Le design représentant «l’infirmière zélée» s’expliquait pour sa part par le
fait qu’il «faut souvent être zélée pour donner un bon rendement, faire un
travail satisfaisant et exigeant».
Quant aux
«paroles doucereuses» qui lui étaient reprochées, la plaignante soutenait que
«le contraire serait loin d’être efficace et thérapeutique!» «Et depuis quand,
s’interrogeait-elle, une rédactrice se porte juge d’un produit! Ce n’est pas
son rôle. Laissons les auditeurs décider!»
Pour toutes ces
raisons, madame Bilodeau maintenait avoir été victime de discrimination. Elle
citait notamment à titre d’exemple une publicité parue dans la revue en
septembre-octobre 1985 et annonçant une cassette d’apprentissage de l’anglais,
ainsi qu’une autre publicité annonçant, en mars-avril 1985, un «club
d’investisseurs» sans identification ni adresse, ce qui serait contraire aux
politiques de la revue. Le comportement de Nursing Québec aurait donc entravé
son oeuvre de paix et de promotion de l’infirmière, d’autant plus qu’en tant
qu’organe officiel de l’OIIQ, distribué automatiquement à ses quelques 55 000
membres, la revue est en situation de monopole.
Elle exigeait
donc des excuses, une rétractation et l’acceptation par Nursing Québec d’une publicité
gratuite «en guise de compensation pour le tort» qui lui avait été causé.
Analyse
C’est la prérogative de l’éditeur d’établir la politique d’un organe d’information en matière de publicité. Cette prérogative découle de sa liberté d’opinion et d’expression et lui confère une grande latitude dans son choix des contenus publicitaires. Si grande soit-elle toutefois, cette latitude n’est pas absolue. Les jugements d’appréciation de l’éditeur en cette matière doivent en effet reposer sur des critères connus qui ne se limitent pas à ses seuls préjugés ou convictions. De plus, ces critères doivent concilier aussi objectivement que possible la responsabilité rédactionnelle de l’éditeur et les exigences du droit du public à l’information.

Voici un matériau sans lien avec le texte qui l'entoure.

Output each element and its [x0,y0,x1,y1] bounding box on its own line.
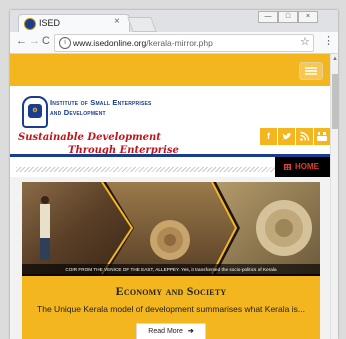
article-title[interactable]: Economy and Society [22,284,320,299]
site-header: ⚙ Institute of Small Enterprises and Dev… [10,86,330,156]
url-domain: www.isedonline.org [73,38,147,48]
arrow-right-icon: ➔ [187,328,194,335]
article-summary: The Unique Kerala model of development s… [37,304,305,314]
browser-window: ISED × — □ × ← → C i www.isedonline.org/… [10,10,338,339]
main-navigation: HOME [10,157,330,177]
tab-strip: ISED × — □ × [10,10,338,33]
org-name-line2: and Development [50,108,106,117]
close-window-button[interactable]: × [298,11,318,23]
site-favicon-icon [24,18,36,30]
browser-tab[interactable]: ISED × [18,14,130,33]
rss-icon[interactable] [296,128,313,145]
hamburger-menu-icon[interactable] [299,62,323,80]
tab-title: ISED [39,18,61,28]
scroll-up-arrow-icon[interactable]: ▲ [332,56,338,62]
page-scrollbar[interactable]: ▲ [330,54,338,339]
forward-arrow-icon[interactable]: → [29,35,40,47]
read-more-label: Read More [148,328,183,335]
back-arrow-icon[interactable]: ← [16,35,27,47]
decorative-hatch [16,167,276,172]
url-path: /kerala-mirror.php [146,38,213,48]
reload-icon[interactable]: C [42,35,50,47]
minimize-button[interactable]: — [258,11,278,23]
bookmark-star-icon[interactable]: ☆ [300,35,310,48]
article-card: Economy and Society The Unique Kerala mo… [22,276,320,339]
facebook-icon[interactable]: f [260,128,277,145]
new-tab-button[interactable] [127,17,157,32]
ised-logo[interactable]: ⚙ [22,96,48,128]
home-icon [283,157,292,185]
site-top-bar [10,54,330,86]
hero-caption: COIR FROM THE VENICE OF THE EAST, ALLEPP… [65,267,277,272]
browser-menu-icon[interactable]: ⋮ [323,34,334,47]
organization-name[interactable]: Institute of Small Enterprises and Devel… [50,98,152,118]
maximize-button[interactable]: □ [278,11,298,23]
tagline-line1: Sustainable Development [18,132,161,143]
info-icon[interactable]: i [59,37,71,49]
page-viewport: ⚙ Institute of Small Enterprises and Dev… [10,54,338,339]
tab-close-icon[interactable]: × [114,16,120,27]
address-bar[interactable]: i www.isedonline.org/kerala-mirror.php ☆ [54,34,314,52]
hero-photo-collage [22,182,320,276]
scrollbar-thumb[interactable] [332,74,338,129]
home-label: HOME [295,162,319,171]
logo-emblem-icon: ⚙ [28,104,42,118]
read-more-button[interactable]: Read More ➔ [136,323,206,339]
hero-image-banner[interactable]: COIR FROM THE VENICE OF THE EAST, ALLEPP… [22,182,320,276]
home-nav-button[interactable]: HOME [275,157,330,177]
url-text: www.isedonline.org/kerala-mirror.php [73,38,213,48]
browser-toolbar: ← → C i www.isedonline.org/kerala-mirror… [10,32,338,54]
youtube-icon[interactable] [314,128,330,145]
org-name-line1: Institute of Small Enterprises [50,98,152,107]
twitter-icon[interactable] [278,128,295,145]
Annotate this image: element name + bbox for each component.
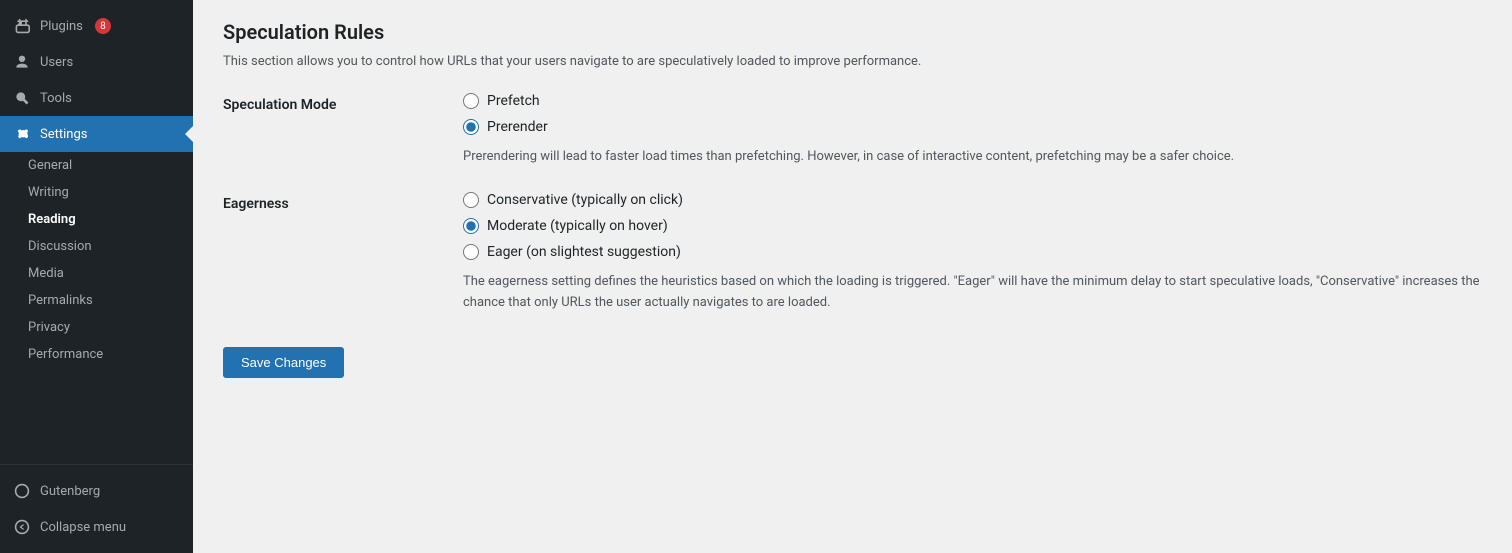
prerender-label: Prerender	[487, 119, 548, 135]
page-title: Speculation Rules	[223, 20, 1482, 44]
sidebar-item-discussion-label: Discussion	[28, 239, 92, 254]
sidebar: Plugins 8 Users Tools Settings Gener	[0, 0, 193, 553]
eagerness-label: Eagerness	[223, 192, 463, 314]
eagerness-field: Conservative (typically on click) Modera…	[463, 192, 1482, 314]
sidebar-item-writing[interactable]: Writing	[0, 179, 193, 206]
sidebar-item-settings-label: Settings	[40, 127, 87, 142]
speculation-mode-radio-group: Prefetch Prerender	[463, 93, 1482, 135]
moderate-radio[interactable]	[463, 218, 479, 234]
sidebar-item-media[interactable]: Media	[0, 260, 193, 287]
main-content: Speculation Rules This section allows yo…	[193, 0, 1512, 553]
sidebar-item-general[interactable]: General	[0, 152, 193, 179]
sidebar-item-reading[interactable]: Reading	[0, 206, 193, 233]
sidebar-item-users[interactable]: Users	[0, 44, 193, 80]
prefetch-radio[interactable]	[463, 93, 479, 109]
save-button[interactable]: Save Changes	[223, 347, 344, 378]
sidebar-item-media-label: Media	[28, 266, 64, 281]
tools-icon	[12, 88, 32, 108]
sidebar-item-reading-label: Reading	[28, 212, 76, 227]
gutenberg-icon	[12, 481, 32, 501]
sidebar-bottom: Gutenberg Collapse menu	[0, 464, 193, 553]
sidebar-item-gutenberg[interactable]: Gutenberg	[0, 473, 193, 509]
speculation-mode-row: Speculation Mode Prefetch Prerender Prer…	[223, 93, 1482, 168]
speculation-mode-field: Prefetch Prerender Prerendering will lea…	[463, 93, 1482, 168]
speculation-mode-label: Speculation Mode	[223, 93, 463, 168]
sidebar-item-settings[interactable]: Settings	[0, 116, 193, 152]
sidebar-item-writing-label: Writing	[28, 185, 69, 200]
eager-label: Eager (on slightest suggestion)	[487, 244, 681, 260]
plugin-icon	[12, 16, 32, 36]
sidebar-item-performance[interactable]: Performance	[0, 341, 193, 368]
sidebar-item-discussion[interactable]: Discussion	[0, 233, 193, 260]
conservative-radio[interactable]	[463, 192, 479, 208]
eagerness-radio-group: Conservative (typically on click) Modera…	[463, 192, 1482, 260]
collapse-icon	[12, 517, 32, 537]
moderate-option[interactable]: Moderate (typically on hover)	[463, 218, 1482, 234]
settings-sub-menu: General Writing Reading Discussion Media…	[0, 152, 193, 368]
sidebar-item-permalinks[interactable]: Permalinks	[0, 287, 193, 314]
sidebar-item-performance-label: Performance	[28, 347, 103, 362]
moderate-label: Moderate (typically on hover)	[487, 218, 668, 234]
sidebar-item-permalinks-label: Permalinks	[28, 293, 93, 308]
conservative-option[interactable]: Conservative (typically on click)	[463, 192, 1482, 208]
sidebar-item-privacy-label: Privacy	[28, 320, 70, 335]
prerender-option[interactable]: Prerender	[463, 119, 1482, 135]
sidebar-item-gutenberg-label: Gutenberg	[40, 484, 100, 499]
sidebar-item-collapse[interactable]: Collapse menu	[0, 509, 193, 545]
sidebar-top: Plugins 8 Users Tools Settings Gener	[0, 0, 193, 376]
sidebar-item-general-label: General	[28, 158, 72, 173]
prefetch-label: Prefetch	[487, 93, 540, 109]
sidebar-item-privacy[interactable]: Privacy	[0, 314, 193, 341]
sidebar-item-users-label: Users	[40, 55, 73, 70]
settings-icon	[12, 124, 32, 144]
sidebar-item-tools[interactable]: Tools	[0, 80, 193, 116]
sidebar-item-plugins-label: Plugins	[40, 19, 83, 34]
sidebar-item-collapse-label: Collapse menu	[40, 520, 126, 535]
eager-radio[interactable]	[463, 244, 479, 260]
eagerness-description: The eagerness setting defines the heuris…	[463, 272, 1482, 314]
eagerness-row: Eagerness Conservative (typically on cli…	[223, 192, 1482, 314]
sidebar-item-tools-label: Tools	[40, 91, 72, 106]
speculation-mode-description: Prerendering will lead to faster load ti…	[463, 147, 1482, 168]
eager-option[interactable]: Eager (on slightest suggestion)	[463, 244, 1482, 260]
users-icon	[12, 52, 32, 72]
prerender-radio[interactable]	[463, 119, 479, 135]
conservative-label: Conservative (typically on click)	[487, 192, 683, 208]
sidebar-item-plugins[interactable]: Plugins 8	[0, 8, 193, 44]
section-description: This section allows you to control how U…	[223, 54, 1482, 69]
prefetch-option[interactable]: Prefetch	[463, 93, 1482, 109]
plugins-badge: 8	[95, 18, 111, 34]
sidebar-active-arrow	[185, 126, 193, 142]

Dans le présent cas, le Conseil estime que la rédactrice en chef de la revue Nursing Québec a exercé son choix rédactionnel conformément à sa prérogative. Son choix comporte nécessairement une base de subjectivité qui ne permet toutefois pas au Conseil de conclure qu’il soit entaché d’un esprit de discrimination envers la plaignante.